I confess I have been under some embaressment respecting Gen. Morgans command, & the orders he has given. As I have been concerned but little in either trust, & believe I have been guilty of no Impropriety, and shall allways make a point to correspond & act upon such principles with Gen. Morgan, as is most likely to tend to the publick Good, and have no doubt but he well deserves all the applause you have given him, therefore will not stand upon little punctilos. to the prejudice of the service. There has been a great change of things in this Quarter of late, & I conceive the Enemy thinks their situations some-what unfavourable to themselves, as well as to those Inhabitants among which they pass— and notwithstanding, the weak & scattered condition of the So. Carolina Malitia, yet their remaining in the rear of the Enemy may give them uneasy Apprehensions. Major Myddelton will be Able to give you full satisfactions relative to this Matter. I still find myself but poorly, but have hopes of being able to ride tolerably in a few days, when I shall be happy to receive your Commands. I have the Honr to be Dr Sir with the greatest respect,

your Most Obed Humble Servt

Thos Sumter.

Reprinted from SCHGM 16 (1915): 97-99. In Sumter's handwriting, periods and commas look much alike. From careful reading, it is clear that the original transcriber of this letter rendered some periods as commas. The editors have restored periods where the contents indicate they are warranted.
    [1.] NG's letter of 16 January (PGNG, 7: 132-133) was probably the undated one that Sumter received.
    [2.] On Gen.

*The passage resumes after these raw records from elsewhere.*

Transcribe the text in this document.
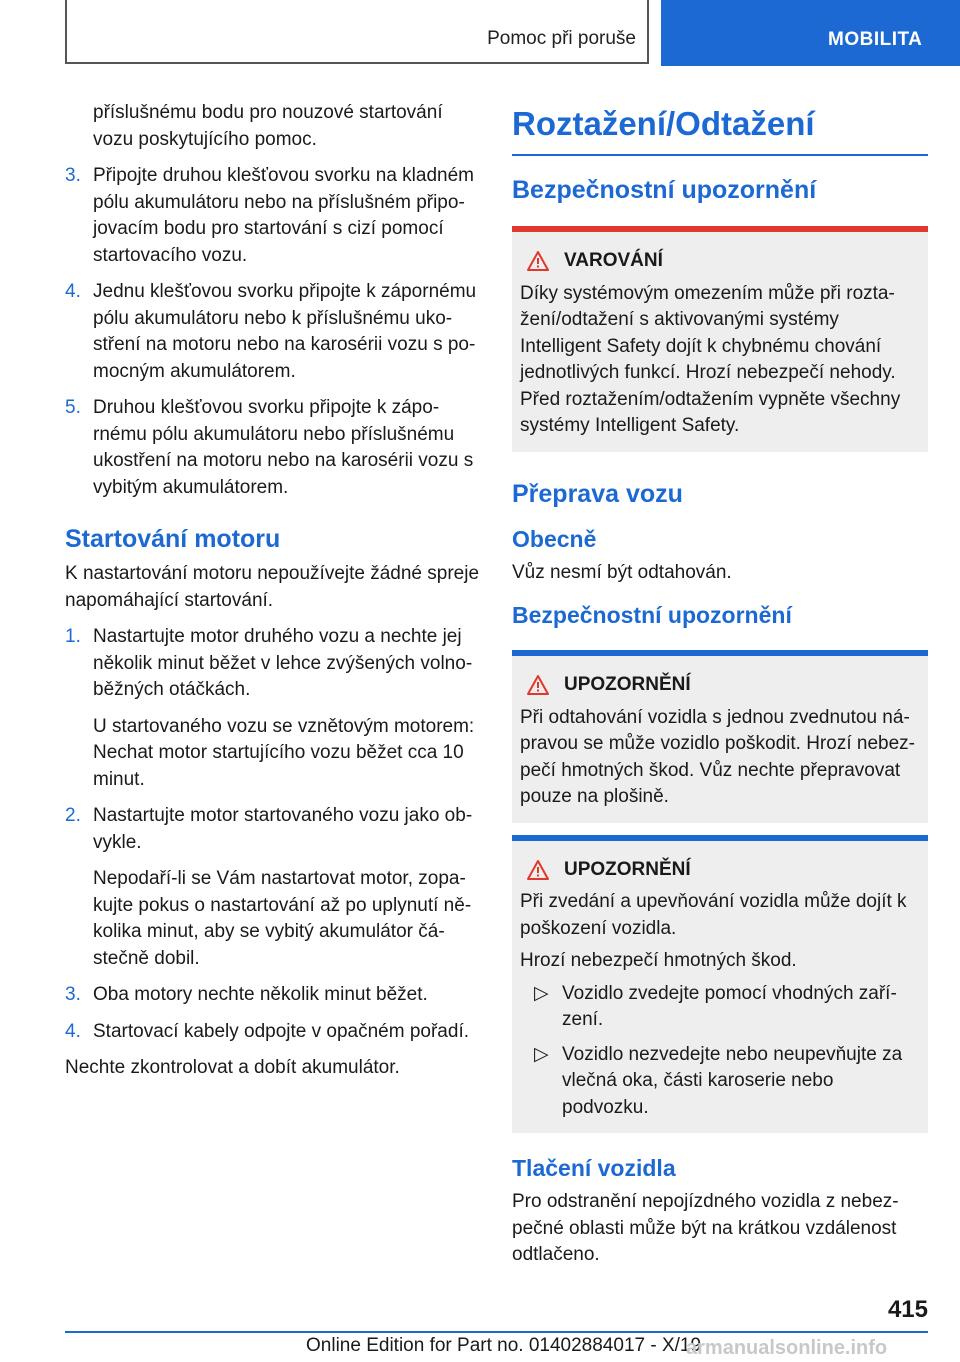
Pomoc při poruše	MOBILITA

příslušnému bodu pro nouzové startování vozu poskytujícího pomoc.

3. Připojte druhou klešťovou svorku na kladném pólu akumulátoru nebo na příslušném připojovacím bodu pro startování s cizí pomocí startovacího vozu.
4. Jednu klešťovou svorku připojte k zápornému pólu akumulátoru nebo k příslušnému ukostření na motoru nebo na karosérii vozu s pomocným akumulátorem.
5. Druhou klešťovou svorku připojte k zápornému pólu akumulátoru nebo příslušnému ukostření na motoru nebo na karosérii vozu s vybitým akumulátorem.
Startování motoru

K nastartování motoru nepoužívejte žádné spreje napomáhající startování.

1. Nastartujte motor druhého vozu a nechte jej několik minut běžet v lehce zvýšených volnoběžných otáčkách.

U startovaného vozu se vznětovým motorem: Nechat motor startujícího vozu běžet cca 10 minut.

2. Nastartujte motor startovaného vozu jako obvykle.

Nepodaří-li se Vám nastartovat motor, zopakujte pokus o nastartování až po uplynutí několika minut, aby se vybitý akumulátor částečně dobil.

3. Oba motory nechte několik minut běžet.
4. Startovací kabely odpojte v opačném pořadí.

Nechte zkontrolovat a dobít akumulátor.

Roztažení/Odtažení
Bezpečnostní upozornění
VAROVÁNÍ

Díky systémovým omezením může při roztažení/odtažení s aktivovanými systémy Intelligent Safety dojít k chybnému chování jednotlivých funkcí. Hrozí nebezpečí nehody. Před roztažením/odtažením vypněte všechny systémy Intelligent Safety.

Přeprava vozu
Obecně

Vůz nesmí být odtahován.

Bezpečnostní upozornění
UPOZORNĚNÍ

Při odtahování vozidla s jednou zvednutou nápravou se může vozidlo poškodit. Hrozí nebezpečí hmotných škod. Vůz nechte přepravovat pouze na plošině.

UPOZORNĚNÍ

Při zvedání a upevňování vozidla může dojít k poškození vozidla.

Hrozí nebezpečí hmotných škod.

▷ Vozidlo zvedejte pomocí vhodných zařízení.
▷ Vozidlo nezvedejte nebo neupevňujte za vlečná oka, části karoserie nebo podvozku.
Tlačení vozidla

Pro odstranění nepojízdného vozidla z nebezpečné oblasti může být na krátkou vzdálenost odtlačeno.

415
Online Edition for Part no. 01402884017 - X/19
armanualsonline.info
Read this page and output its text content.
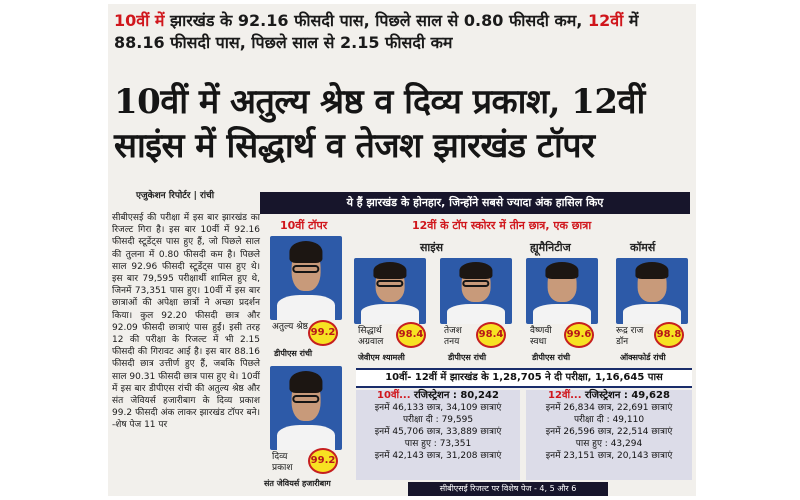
10वीं में झारखंड के 92.16 फीसदी पास, पिछले साल से 0.80 फीसदी कम, 12वीं में 88.16 फीसदी पास, पिछले साल से 2.15 फीसदी कम
10वीं में अतुल्य श्रेष्ठ व दिव्य प्रकाश, 12वीं
साइंस में सिद्धार्थ व तेजश झारखंड टॉपर
एजुकेशन रिपोर्टर | रांची
सीबीएसई की परीक्षा में इस बार झारखंड का रिजल्ट गिरा है। इस बार 10वीं में 92.16 फीसदी स्टूडेंट्स पास हुए हैं, जो पिछले साल की तुलना में 0.80 फीसदी कम है। पिछले साल 92.96 फीसदी स्टूडेंट्स पास हुए थे। इस बार 79,595 परीक्षार्थी शामिल हुए थे, जिनमें 73,351 पास हुए। 10वीं में इस बार छात्राओं की अपेक्षा छात्रों ने अच्छा प्रदर्शन किया। कुल 92.20 फीसदी छात्र और 92.09 फीसदी छात्राएं पास हुईं। इसी तरह 12 की परीक्षा के रिजल्ट में भी 2.15 फीसदी की गिरावट आई है। इस बार 88.16 फीसदी छात्र उत्तीर्ण हुए हैं, जबकि पिछले साल 90.31 फीसदी छात्र पास हुए थे। 10वीं में इस बार डीपीएस रांची की अतुल्य श्रेष्ठ और संत जेवियर्स हजारीबाग के दिव्य प्रकाश 99.2 फीसदी अंक लाकर झारखंड टॉपर बने। -शेष पेज 11 पर
ये हैं झारखंड के होनहार, जिन्होंने सबसे ज्यादा अंक हासिल किए
10वीं टॉपर	12वीं के टॉप स्कोरर में तीन छात्र, एक छात्रा
साइंस	ह्यूमैनिटीज	कॉमर्स
अतुल्य श्रेष्ठ 99.2
डीपीएस रांची
सिद्धार्थ अग्रवाल
98.4
जेवीएम श्यामली
तेजश तनय
98.4
डीपीएस रांची
वैष्णवी स्वधा
99.6
डीपीएस रांची
रूद्र राज डॉन
98.8
ऑक्सफोर्ड रांची
दिव्य प्रकाश
99.2
संत जेवियर्स हजारीबाग
10वीं- 12वीं में झारखंड के 1,28,705 ने दी परीक्षा, 1,16,645 पास
10वीं... रजिस्ट्रेशन : 80,242
इनमें 46,133 छात्र, 34,109 छात्राएं
परीक्षा दी : 79,595
इनमें 45,706 छात्र, 33,889 छात्राएं
पास हुए : 73,351
इनमें 42,143 छात्र, 31,208 छात्राएं
12वीं... रजिस्ट्रेशन : 49,628
इनमें 26,834 छात्र, 22,691 छात्राएं
परीक्षा दी : 49,110
इनमें 26,596 छात्र, 22,514 छात्राएं
पास हुए : 43,294
इनमें 23,151 छात्र, 20,143 छात्राएं
सीबीएसई रिजल्ट पर विशेष पेज - 4, 5 और 6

Daniel Morgan's victory over Col. Banastre Tarleton's detachment at the battle of Cowpens, see Morgan to NG, 19 January (PGNG, 7: 152-161).
    [3.] By "special requisites," Sumter undoubtedly meant money.
    [4.] Lord Cornwallis's force is usually estimated to have numbered from 2,500 to 3,000 men. (See, for example, Clinton to Cornwallis, 30 April 1781, Stevens, Clinton-Cornwallis Controversy, 1: 442.) According to British sources, Gen. Alexander Leslie's detachment numbered about 1,500. (Tarleton, Campaigns, p. 210)
    [5.] As seen in Sumter's first letter of 31 January (PGNG, 7: 230), Col. Charles Myddelton's first attempt to see NG was unsuccessful; Myddelton did meet with NG on 7 February. (See NG to Sumter, 9 February, PGNG, 7: 266.)